The School District board of education has expressed disappointment over the provincial budget in a letter that was recently sent to government ministers and the premier.
Board chair Frank Lento and the trustees voiced their concerns on issues such as inflationary costs, unfunded wage increases, clawbacks stemming from forced administrative savings, among others.
“While we acknowledge public education will receive a so-called increase of approximately one per cent in each of the next two years, our Board is extremely disappointed that government continues to choose not to adequately invest in K – 12 Education to ensure future prosperity for the province through a well-educated work force,” said Lento.
Lento says a one-percent increase does nothing to address inflationary costs such as Hydro and MSP increases, unfunded wage increases, surprise clawbacks—like year two of the administrative savings demanded by government in 2015—, or the infrastructure costs required to accommodate the new provincial reporting program, MyEducationBC.
According to Lento, Boards must also address the disappearance of this year’s holdback fund–money the Ministry of Education traditionally holds back after the initial per student and grant funding has been distributed to Boards of Education. This money is then distributed to Districts late in the budget year and is used by Districts to accommodate mid-year increases in student numbers, special education needs etc. These funds are commonly built into a Board’s yearly budget.
Lento says this year’s holdback funds will instead be used to fund the influx of nearly 7000 new students attending public schools in the 2016 – 2017 school year –students that government failed to anticipate in their initial Education Budget.
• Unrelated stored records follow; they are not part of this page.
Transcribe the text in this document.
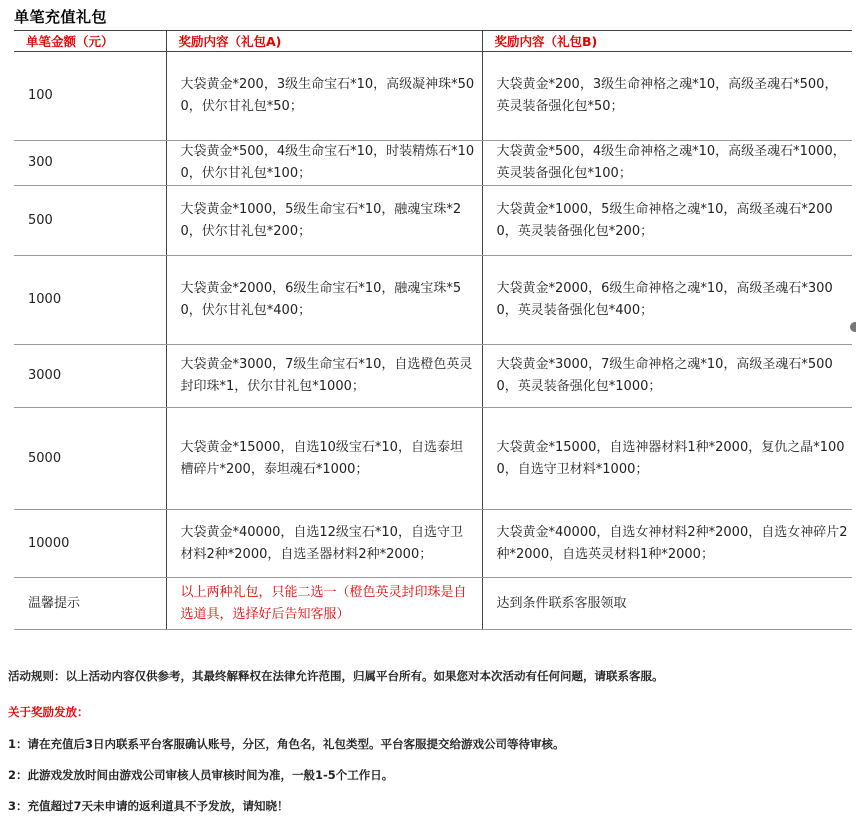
单笔充值礼包
单笔金额（元）	奖励内容（礼包A)	奖励内容（礼包B)
100	大袋黄金*200，3级生命宝石*10，高级凝神珠*500，伏尔甘礼包*50；	大袋黄金*200，3级生命神格之魂*10，高级圣魂石*500，英灵装备强化包*50；
300	大袋黄金*500，4级生命宝石*10，时装精炼石*100，伏尔甘礼包*100；	大袋黄金*500，4级生命神格之魂*10，高级圣魂石*1000，英灵装备强化包*100；
500	大袋黄金*1000，5级生命宝石*10，融魂宝珠*20，伏尔甘礼包*200；	大袋黄金*1000，5级生命神格之魂*10，高级圣魂石*2000，英灵装备强化包*200；
1000	大袋黄金*2000，6级生命宝石*10，融魂宝珠*50，伏尔甘礼包*400；	大袋黄金*2000，6级生命神格之魂*10，高级圣魂石*3000，英灵装备强化包*400；
3000	大袋黄金*3000，7级生命宝石*10，自选橙色英灵封印珠*1，伏尔甘礼包*1000；	大袋黄金*3000，7级生命神格之魂*10，高级圣魂石*5000，英灵装备强化包*1000；
5000	大袋黄金*15000，自选10级宝石*10，自选泰坦槽碎片*200，泰坦魂石*1000；	大袋黄金*15000，自选神器材料1种*2000，复仇之晶*1000，自选守卫材料*1000；
10000	大袋黄金*40000，自选12级宝石*10，自选守卫材料2种*2000，自选圣器材料2种*2000；	大袋黄金*40000，自选女神材料2种*2000，自选女神碎片2种*2000，自选英灵材料1种*2000；
温馨提示	以上两种礼包，只能二选一（橙色英灵封印珠是自选道具，选择好后告知客服）	达到条件联系客服领取
活动规则：以上活动内容仅供参考，其最终解释权在法律允许范围，归属平台所有。如果您对本次活动有任何问题，请联系客服。
关于奖励发放：
1：请在充值后3日内联系平台客服确认账号，分区，角色名，礼包类型。平台客服提交给游戏公司等待审核。
2：此游戏发放时间由游戏公司审核人员审核时间为准，一般1-5个工作日。
3：充值超过7天未申请的返利道具不予发放，请知晓！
While the province has promised to fully fund these students, rather than adjust the Ministry of Education’s (MoE) Budget to accommodate the increased demand placed on public education, Districts are instead forced to forfeit their holdback funding.
Based on the current student projections it is estimated that –in addition to reallocating the Districts’ holdback funds – the Ministry of Finance (MoF) will need to allocate an extra $30 million to the MoE in order for government to meet its commitment to fully fund these students.
Lento says that if this additional funding is provided, it should not be considered an increase to education funding and that the decision not to fund the mounting increased costs to public education is particularly frustrating given the 2016
Report on the Budget Consultations has once again indicated that K-12 education is a public spending priority and that government should recognize and fund the increased costs that school districts have incurred.
According to Lento, the Board cannot understand why, despite BC already having a AAA credit rating and one of the lowest debts among provinces, government has chosen to pay down debt faster than scheduled in last year’s budget, essentially removing $500 million from the Provincial Budget that could have been used to better support public education and other essential services British Columbians pay taxes to support.
“Debt payment is a misguided priority over essential services,” said Lento. “As long as it’s manageable—which BC’s debt is—debt isn’t necessarily a bad thing. It’s what enables families to own homes and governments to pay for education, infrastructure and other things we all rely on; things that improve our quality of life now and ensure our kids have a healthy, well-educated and prosperous future.”